Physical Development

Children love to use their whole bodies in play and every day, during their outdoor learning time they have been challenging themselves to move in different ways. They have also been challenged by their teachers to run, jump, balance, throw and catch and their energy never ceases to impress! 

As well as these gross motor skills, we have also been developing our fine motor skills. This happens during the children’s independent learning time in areas such as water play (where they have to develop their control over different types of jugs, containers, sieves and droppers) and the ever-popular playdough area, where children particularly enjoy helping an adult to make different types of dough. We also all enjoy our weekly “Funky Fingers” sessions, where children are directed to a fine motor activity to ensure they are all using the essential muscles needed to develop their pencil grip.

Literacy

We are happy to see that our new Reception children love books as much as the rest of us here at St. Mary’s! Books are an integral part of children’s daily experience at school, whether they are independently enjoying a book in our new ‘book nooks’, or listening to a story read by an adult as a provocation for learning. We are flooding the children with high-quality texts – in fact, we are aiming for the pile of books we read to be as tall as the children by the end of the year!

We have also been focussing on lots of large-scale mark-making, as we know that developing our big movements is essential for developing our smaller movements, as we learn to write. Favourite activities have included using stepladders to reach large, vertical pieces of paper and ‘Michaelangelo’ writing – under the tables!
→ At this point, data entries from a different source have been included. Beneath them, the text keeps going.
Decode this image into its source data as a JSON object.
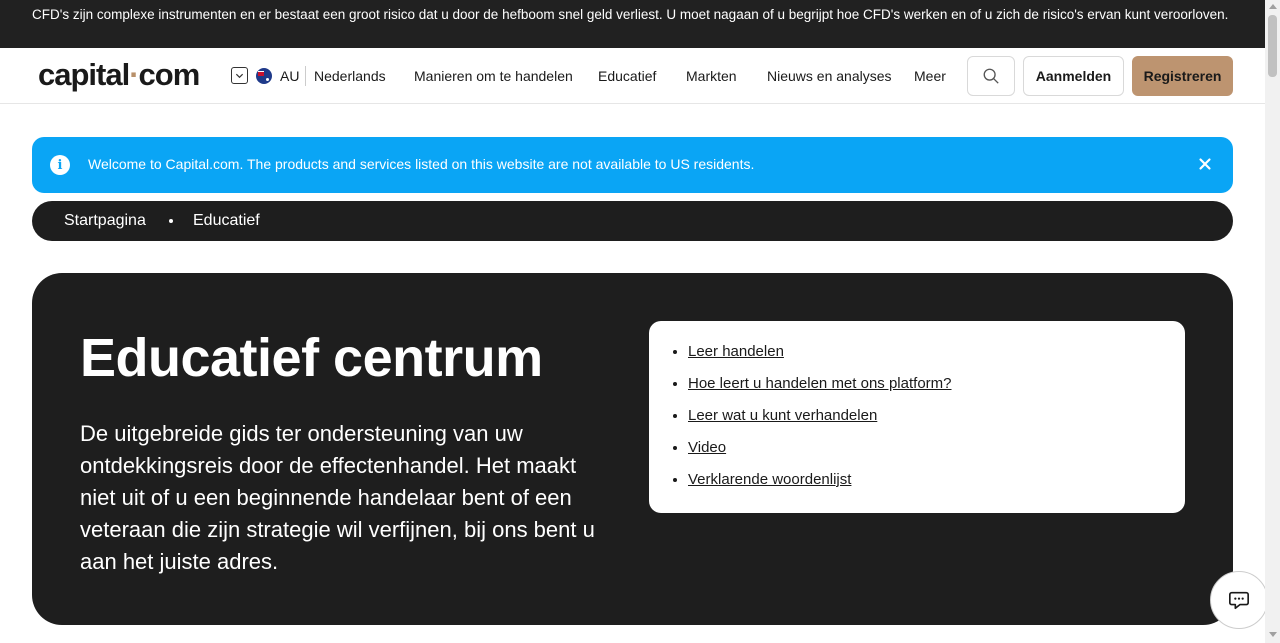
{
  "risk_warning": "CFD's zijn complexe instrumenten en er bestaat een groot risico dat u door de hefboom snel geld verliest. U moet nagaan of u begrijpt hoe CFD's werken en of u zich de risico's ervan kunt veroorloven.",
  "header": {
    "logo": {
      "part1": "capital",
      "dot": "·",
      "part2": "com"
    },
    "region": "AU",
    "language": "Nederlands",
    "nav": [
      "Manieren om te handelen",
      "Educatief",
      "Markten",
      "Nieuws en analyses",
      "Meer"
    ],
    "login_label": "Aanmelden",
    "register_label": "Registreren"
  },
  "notice": {
    "text": "Welcome to Capital.com. The products and services listed on this website are not available to US residents."
  },
  "breadcrumb": [
    "Startpagina",
    "Educatief"
  ],
  "hero": {
    "title": "Educatief centrum",
    "intro": "De uitgebreide gids ter ondersteuning van uw ontdekkingsreis door de effectenhandel. Het maakt niet uit of u een beginnende handelaar bent of een veteraan die zijn strategie wil verfijnen, bij ons bent u aan het juiste adres.",
    "links": [
      "Leer handelen",
      "Hoe leert u handelen met ons platform?",
      "Leer wat u kunt verhandelen",
      "Video",
      "Verklarende woordenlijst"
    ]
  },
  "colors": {
    "brand_accent": "#bd9470",
    "notice_bg": "#0aa5f5",
    "dark_bg": "#1e1e1e"
  }
}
In phonics, we have been doing the crucial training of our ears to discriminate between different sounds before the exciting work of linking sounds to letters starts after half-term. We have listened to different environmental sounds on a Listening Walk, we have played with and listened to different musical instruments and we have loved exploring rhyme and alliteration in lots of different ways.

Maths

We have been focussing on numbers to 5 so far this half-term, with each week dedicated to a ‘deep-dive’ on each number. While this may seem to be taking it slow, particularly for those children who can go on counting until they run out of breath, we know how vital it is to really understand, for example, the ‘threeness of three’. Taking the time for children to become completely familiar with the concepts of each number and its relationships to other numbers will prove invaluable when it comes to developing later calculation skills.
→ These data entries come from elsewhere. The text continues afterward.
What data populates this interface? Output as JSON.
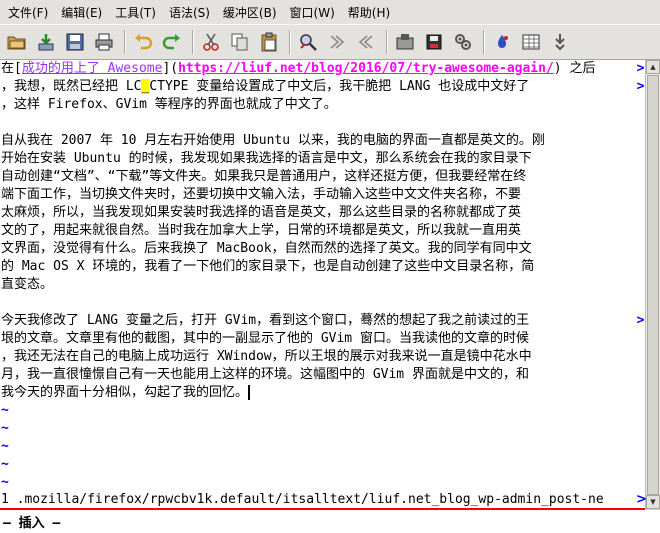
{
  "menu": {
    "file": "文件(F)",
    "edit": "编辑(E)",
    "tools": "工具(T)",
    "syntax": "语法(S)",
    "buffers": "缓冲区(B)",
    "window": "窗口(W)",
    "help": "帮助(H)"
  },
  "toolbar": {
    "icons": [
      "open-folder-icon",
      "download-icon",
      "save-icon",
      "print-icon",
      "undo-icon",
      "redo-icon",
      "cut-icon",
      "copy-icon",
      "paste-icon",
      "find-replace-icon",
      "find-next-icon",
      "find-prev-icon",
      "load-session-icon",
      "save-session-icon",
      "run-script-icon",
      "make-icon",
      "shell-icon",
      "tags-icon"
    ]
  },
  "editor": {
    "line1_pre": "在[",
    "line1_link_text": "成功的用上了 Awesome",
    "line1_mid": "](",
    "line1_url": "https://liuf.net/blog/2016/07/try-awesome-again/",
    "line1_post": ") 之后",
    "line2_pre": "，我想，既然已经把 LC",
    "line2_hl": "_",
    "line2_post": "CTYPE 变量给设置成了中文后，我干脆把 LANG 也设成中文好了",
    "line3": "，这样 Firefox、GVim 等程序的界面也就成了中文了。",
    "line5": "自从我在 2007 年 10 月左右开始使用 Ubuntu 以来，我的电脑的界面一直都是英文的。刚",
    "line6": "开始在安装 Ubuntu 的时候，我发现如果我选择的语言是中文，那么系统会在我的家目录下",
    "line7": "自动创建“文档”、“下载”等文件夹。如果我只是普通用户，这样还挺方便，但我要经常在终",
    "line8": "端下面工作，当切换文件夹时，还要切换中文输入法，手动输入这些中文文件夹名称，不要",
    "line9": "太麻烦，所以，当我发现如果安装时我选择的语音是英文，那么这些目录的名称就都成了英",
    "line10": "文的了，用起来就很自然。当时我在加拿大上学，日常的环境都是英文，所以我就一直用英",
    "line11": "文界面，没觉得有什么。后来我换了 MacBook，自然而然的选择了英文。我的同学有同中文",
    "line12": "的 Mac OS X 环境的，我看了一下他们的家目录下，也是自动创建了这些中文目录名称，简",
    "line13": "直变态。",
    "line15": "今天我修改了 LANG 变量之后，打开 GVim，看到这个窗口，蓦然的想起了我之前读过的王",
    "line16": "垠的文章。文章里有他的截图，其中的一副显示了他的 GVim 窗口。当我读他的文章的时候",
    "line17": "，我还无法在自己的电脑上成功运行 XWindow，所以王垠的展示对我来说一直是镜中花水中",
    "line18": "月，我一直很憧憬自己有一天也能用上这样的环境。这幅图中的 GVim 界面就是中文的，和",
    "line19": "我今天的界面十分相似，勾起了我的回忆。",
    "wrap_marker": ">",
    "tilde": "~"
  },
  "status": {
    "text": "1  .mozilla/firefox/rpwcbv1k.default/itsalltext/liuf.net_blog_wp-admin_post-ne",
    "wrap_marker": ">"
  },
  "cmdline": {
    "mode": "— 插入 —"
  },
  "colors": {
    "menubar_bg": "#e4e2de",
    "editor_bg": "#ffffff",
    "wrap_marker": "#0000ff",
    "tilde": "#0000ff",
    "link_text": "#9b30ff",
    "link_url": "#ff00ff",
    "cursor_highlight": "#ffff00",
    "statusline_border": "#ff0000"
  }
}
We also provide children with many chances to develop key maths concepts such as ordering, sorting and classifying throughout the learning environments, particularly through ‘loose parts’ play. This is always popular with the children – although it makes tidying up very hard work!

Understanding the World

The changing seasons have provoked lots of learning for us this half-term. We have enjoyed exploring Autumn treasures and investigating the gooey insides of pumpkins! We have mixed autumn colours and used these to print with apples and paint with conkers. We have made hedgehog hotels in the hope of attracting some hibernating hedgehogs and, of course, we have enjoyed lots of Autumn books. One of these was the inspiration for us making some Harvest soup – to mixed reviews!
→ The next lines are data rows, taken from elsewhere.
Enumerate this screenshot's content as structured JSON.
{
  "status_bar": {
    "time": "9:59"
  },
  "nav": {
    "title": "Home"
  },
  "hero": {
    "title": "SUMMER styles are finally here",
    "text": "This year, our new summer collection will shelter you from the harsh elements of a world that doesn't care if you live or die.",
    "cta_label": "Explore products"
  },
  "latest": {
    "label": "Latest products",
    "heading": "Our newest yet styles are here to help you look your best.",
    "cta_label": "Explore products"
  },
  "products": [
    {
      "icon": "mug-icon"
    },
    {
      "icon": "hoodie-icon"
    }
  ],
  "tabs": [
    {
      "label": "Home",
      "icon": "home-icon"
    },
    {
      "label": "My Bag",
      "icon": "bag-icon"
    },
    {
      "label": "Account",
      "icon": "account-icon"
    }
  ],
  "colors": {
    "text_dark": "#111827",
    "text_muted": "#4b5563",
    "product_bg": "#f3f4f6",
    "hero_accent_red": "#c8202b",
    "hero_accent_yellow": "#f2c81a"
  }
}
Expressive Arts and Design

We have learnt a lot about mixing colours this half-term and the children, who are only provided with red, yellow and blue paint have become very good at mixing their own colours. They can even create new colours using food colouring, pipettes and slices of bread! Our Workshop Areas are always well-used, whether the children are expressing themselves creatively with collage or paint or developing their critical thinking and problem solving by trying to work out how to turn their own ideas into 3D models, using the ‘junk’ materials provided.